Note that the authors report the speed of generating many sequences in parallel ...

152334H · on Feb 21, 2023

I spoke with the authors of the paper; the leftmost points in Figure 1 were generated with batch-size 1, indicating ~1.2x and ~2x improvements in speed over DeepSpeed for 30B and 175B models respectively. For reference, this is speeding up from ~0.009tokens/s to about ~0.02tokens/s on 175B.

These results are generally unimpressive, of course. Most of the improvements at that point are attributable to the authors making use of a stripped down library for autoregressive sampling. HN falling for garbage once again...

ImprobableTruth · on Feb 21, 2023

Calling this garbage is absolutely wild. The authors make it very clear that this is optimized for throughput and not latency.

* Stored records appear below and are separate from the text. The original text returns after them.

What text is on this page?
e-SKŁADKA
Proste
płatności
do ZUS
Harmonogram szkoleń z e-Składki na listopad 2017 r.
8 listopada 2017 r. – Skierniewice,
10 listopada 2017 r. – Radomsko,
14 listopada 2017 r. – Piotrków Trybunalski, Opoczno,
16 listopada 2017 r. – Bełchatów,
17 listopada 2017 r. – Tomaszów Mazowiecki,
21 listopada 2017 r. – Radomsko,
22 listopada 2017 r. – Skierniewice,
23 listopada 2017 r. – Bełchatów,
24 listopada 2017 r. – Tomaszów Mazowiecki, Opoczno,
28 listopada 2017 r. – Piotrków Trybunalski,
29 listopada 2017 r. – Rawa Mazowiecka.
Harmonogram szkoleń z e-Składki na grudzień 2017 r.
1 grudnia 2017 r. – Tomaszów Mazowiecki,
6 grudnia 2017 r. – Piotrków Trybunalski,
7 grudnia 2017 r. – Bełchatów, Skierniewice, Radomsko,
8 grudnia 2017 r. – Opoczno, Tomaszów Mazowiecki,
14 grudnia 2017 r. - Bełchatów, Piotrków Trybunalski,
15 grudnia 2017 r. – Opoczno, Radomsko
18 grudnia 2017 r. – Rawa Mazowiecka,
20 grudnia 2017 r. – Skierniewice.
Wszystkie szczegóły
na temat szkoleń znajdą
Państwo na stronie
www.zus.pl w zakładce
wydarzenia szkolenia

Throughput focused scenarios absolutely do exist, editorializing this as "running large language models like ChatGPT" and focusing on chatbot applications is the fault of HN.

It's also a neat result that fp4 quantization doesn't cause much issue even at 175b, though that kinda was to be expected.

borzunov · on Feb 21, 2023

While I agree that throughput-focused scenarios exist and this work may be valuable for them, I still think that the repository can be improved to avoid "overselling".

The fact that the FlexGen's single-batch generation performance is much worse is unclear to most people not familiar with peculiarities of LLM inference and worth clarifying. Instead, the readme starts with mentioning ChatGPT and Codex - projects that both rely on single-batch inference of LLMs at interactive speeds, which is not really possible with FlexGen's offloading (given the speed mentioned in the parent comment). The batch sizes are not reported in the table as well.

Seeing that, I'm not surprised that most HN commenters misunderstood the project's contribution.